The problem stems from European data restrictions that ban Meta, formerly known as Facebook, from transporting, storing and processing Europeans’ data on servers in the United States
Meta warned last Thursday in its annual report to the US Securities and Exchange Commission, the country’s financial regulator, that if no new framework is adopted and the firm can no longer use the current model of agreements, it will be forced to leave the continent.
Previously, Meta could have used the Privacy Shield data transfer framework as the legal basis for transatlantic data transfers. But The European Court of Justice declared the pact null and void in July 2020, citing data protection concerns. The criterion, according to the EU’s highest legal authority, does not effectively protect European residents’ privacy. As a result, US corporations have been limited in their ability to transport European customer data to the US, compelling them to rely on SCCs (standard contractual clauses). If a new EU regulation restricting their use of Europeans’ data is enacted, the social media corporation has warned that it may withdraw from countries in the European Union, which does not include Britain after Brexit.

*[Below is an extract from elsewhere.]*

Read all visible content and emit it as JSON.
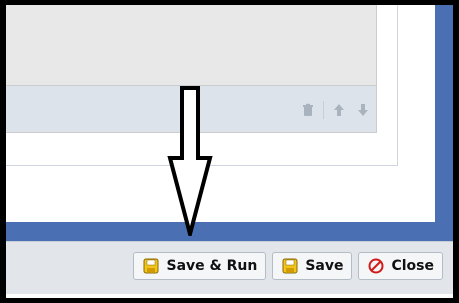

The ad business, which generates nearly all of the company’s billions in income, relies heavily on data, and regulations that have regulated the migration of data from the continent are now in jeopardy. In July 2020, a top EU court judgment nullified the vital ‘Privacy Shield’ online data agreement between Europe and the United States, putting transatlantic big tech in legal limbo. Current EU restrictions, Meta claimed in its annual report to the US Securities and Exchange Commission, are blocking data transfer, which it claims is necessary for its operations. European regulators are currently working on new legislation that will govern how users’ data is transmitted to the United States, but they and the US government are still discussing options. After poor quarterly results that sparked worries about the company’s future, the social media behemoth just witnessed its worst-ever drop in market value. After unexpectedly high spending on its Metaverse virtual reality project resulted to a rare decline in its fourth quarter profit, the company’s value was wiped off by up to $200 billion.
During the fourth quarter of 2021, the firm put a lot of money into its Reality Labs segment, which comprises virtual reality headsets and augmented reality technology, which accounted for a lot of the profit decline. Meta’s Reality Labs branch is in charge of realising CEO Mark Zuckerberg’s Metaverse vision. Instead of watching it on a screen, the CEO describes it as a “virtual habitat” that you may enter. It would theoretically be a place where people could connect, collaborate, and play utilising virtual reality headsets, augmented reality glasses, smartphone apps, and other gadgets.
It’s not the first time Facebook has clashed with authorities and nations about how it’s governed.
Because it objected to a rule requiring publishers to pay for content, the social media network prohibited users in Australia from sharing news stories for many days in 2021.
After negotiations with the Australian government resulted in changes to the law, it restarted news stories.